Dann wäre BL anschließend ein möglicherweise in den Augen vieler Marktteilnehmer langweilig erscheinender Verlag (natürlich einschließlich Ebooks etc.). Von den Zukäufen würden noch bookrix, Buchtpartner und Lyx bleiben- soweit ich das überblicke, werfen alle drei Zukäufe auch Gewinne ab.
Verbleiben würde selbstverständlich auch das eigentliche Kerngeschäft- der Buchverlag. Wie ich ja schon mehrfach geschrieben habe, hängt dieses Kerngeschäft natürlich extrem davon ab, ob es BL gelingt, Bücher zu veröffentlichen, die hinreichend oft gekauft werden. BL hat mit Follett, Brown und Kinney drei Autoren unter Vertrag, deren Bücher bisher sozusagen automatisch zu Bestsellern werden. Dazu kommen mit Gable, Fitzek u.a. Autoren, deren Bücher wenigstens einigermaßen sicher gut abverkauft werden können. Und zuletzt ist es BL ja auch gelungen, Timur Vermes zu einem Starautor und dessen Buch "Er ist wieder da" zu einem absoluten Renner zu machen.
Letztendlich hat BL mMn demnach hinreichend bewiesen, dass sie vom eigentlichen Kerngeschäft einiges verstehen- man muss sich ja nur mal die Ergebnisse der Jahre vor dem Börsengang oder die Jahre nach Börsengang mit Bestsellern der o.g. Autoren anschauen, um zu erkennen, dass im Buchbereich durchaus beachtliche und ansehnliche Gewinne gemacht werden konnten. Bedauerlicherweise hat die im wesentlichen von dem verstorbenen Herrn Stefan Lübbe und Herrn Schierack betriebene Digitalisierungsstrategie , mit der sie BL für die Börse attraktiv machen wollten, mMn etwas zu viel Konzentration vom Kerngeschäft abgezogen, so dass die letzten Jahre auch im Kernbereich "Buch" nicht mehr sonderlich erfolgreich waren.

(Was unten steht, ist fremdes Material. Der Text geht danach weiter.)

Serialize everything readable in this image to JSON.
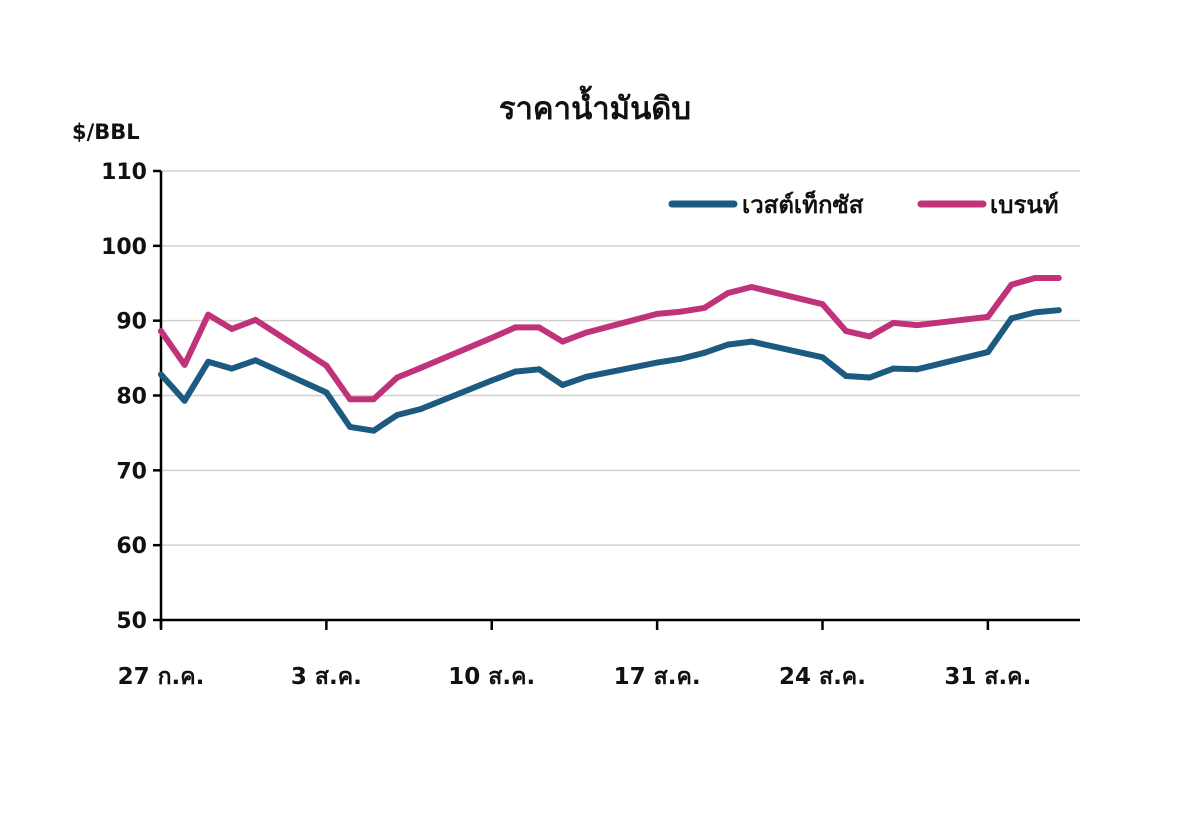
{
  "chart_data": {
    "type": "line",
    "title": "ราคาน้ำมันดิบ",
    "ylabel": "$/BBL",
    "xlabel": "",
    "ylim": [
      50,
      110
    ],
    "yticks": [
      "110",
      "100",
      "90",
      "80",
      "70",
      "60",
      "50"
    ],
    "yticks_values": [
      110,
      100,
      90,
      80,
      70,
      60,
      50
    ],
    "grid": true,
    "legend": "top-right",
    "xtick_labels": [
      "27 ก.ค.",
      "3 ส.ค.",
      "10 ส.ค.",
      "17 ส.ค.",
      "24 ส.ค.",
      "31 ส.ค."
    ],
    "xtick_positions": [
      0,
      7,
      14,
      21,
      28,
      35
    ],
    "x": [
      0,
      1,
      2,
      3,
      4,
      7,
      8,
      9,
      10,
      11,
      14,
      15,
      16,
      17,
      18,
      21,
      22,
      23,
      24,
      25,
      28,
      29,
      30,
      31,
      32,
      35,
      36,
      37,
      38
    ],
    "series": [
      {
        "name": "เวสต์เท็กซัส",
        "color": "#1c5a80",
        "values": [
          82.8,
          79.3,
          84.5,
          83.6,
          84.7,
          80.4,
          75.8,
          75.3,
          77.4,
          78.2,
          82.0,
          83.2,
          83.5,
          81.4,
          82.5,
          84.4,
          84.9,
          85.7,
          86.8,
          87.2,
          85.1,
          82.6,
          82.4,
          83.6,
          83.5,
          85.8,
          90.3,
          91.1,
          91.4
        ]
      },
      {
        "name": "เบรนท์",
        "color": "#c0337a",
        "values": [
          88.6,
          84.1,
          90.8,
          88.9,
          90.1,
          84.0,
          79.5,
          79.5,
          82.4,
          83.7,
          87.7,
          89.1,
          89.1,
          87.2,
          88.4,
          90.9,
          91.2,
          91.7,
          93.7,
          94.5,
          92.2,
          88.6,
          87.9,
          89.7,
          89.4,
          90.5,
          94.8,
          95.7,
          95.7
        ]
      }
    ]
  }
}
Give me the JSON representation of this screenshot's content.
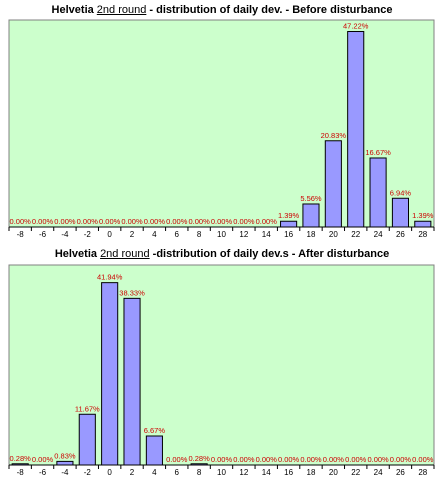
{
  "charts": [
    {
      "title_a": "Helvetia ",
      "title_u": "2nd round",
      "title_b": " - distribution of daily dev. - Before disturbance"
    },
    {
      "title_a": "Helvetia ",
      "title_u": "2nd round",
      "title_b": "  -distribution of daily dev.s - After disturbance"
    }
  ],
  "chart_data": [
    {
      "type": "bar",
      "title": "Helvetia 2nd round - distribution of daily dev. - Before disturbance",
      "categories": [
        "-8",
        "-6",
        "-4",
        "-2",
        "0",
        "2",
        "4",
        "6",
        "8",
        "10",
        "12",
        "14",
        "16",
        "18",
        "20",
        "22",
        "24",
        "26",
        "28"
      ],
      "values": [
        0,
        0,
        0,
        0,
        0,
        0,
        0,
        0,
        0,
        0,
        0,
        0,
        1.39,
        5.56,
        20.83,
        47.22,
        16.67,
        6.94,
        1.39
      ],
      "data_labels": [
        "0.00%",
        "0.00%",
        "0.00%",
        "0.00%",
        "0.00%",
        "0.00%",
        "0.00%",
        "0.00%",
        "0.00%",
        "0.00%",
        "0.00%",
        "0.00%",
        "1.39%",
        "5.56%",
        "20.83%",
        "47.22%",
        "16.67%",
        "6.94%",
        "1.39%"
      ],
      "ylim": [
        0,
        50
      ],
      "grid": false,
      "colors": {
        "plot_bg": "#ccffcc",
        "bar_fill": "#9999ff",
        "label": "#cc0000"
      }
    },
    {
      "type": "bar",
      "title": "Helvetia 2nd round -distribution of daily dev.s - After disturbance",
      "categories": [
        "-8",
        "-6",
        "-4",
        "-2",
        "0",
        "2",
        "4",
        "6",
        "8",
        "10",
        "12",
        "14",
        "16",
        "18",
        "20",
        "22",
        "24",
        "26",
        "28"
      ],
      "values": [
        0.28,
        0,
        0.83,
        11.67,
        41.94,
        38.33,
        6.67,
        0,
        0.28,
        0,
        0,
        0,
        0,
        0,
        0,
        0,
        0,
        0,
        0
      ],
      "data_labels": [
        "0.28%",
        "0.00%",
        "0.83%",
        "11.67%",
        "41.94%",
        "38.33%",
        "6.67%",
        "0.00%",
        "0.28%",
        "0.00%",
        "0.00%",
        "0.00%",
        "0.00%",
        "0.00%",
        "0.00%",
        "0.00%",
        "0.00%",
        "0.00%",
        "0.00%"
      ],
      "ylim": [
        0,
        46
      ],
      "grid": false,
      "colors": {
        "plot_bg": "#ccffcc",
        "bar_fill": "#9999ff",
        "label": "#cc0000"
      }
    }
  ]
}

Sollten Daedalic und oolipo aber total floppen, wird man sich ja schon notgedrungen auf das Kerngeschäft konzentrieren müssen. Es mag ja sein, dass der reine Buchmarkt schrumpft (wenn auch bei weitem nicht so stark, wie diejenigen behaupten, die glauben, niemand liest mehr) aber auch in einem schrumpfenden Markt kann man erfolgreich sein. Und ich behaupte mal, dass BL die Grundlagen für den Erfolg durchaus besitzt, weil man einige Erfolgsautoren unter Vertrag hat.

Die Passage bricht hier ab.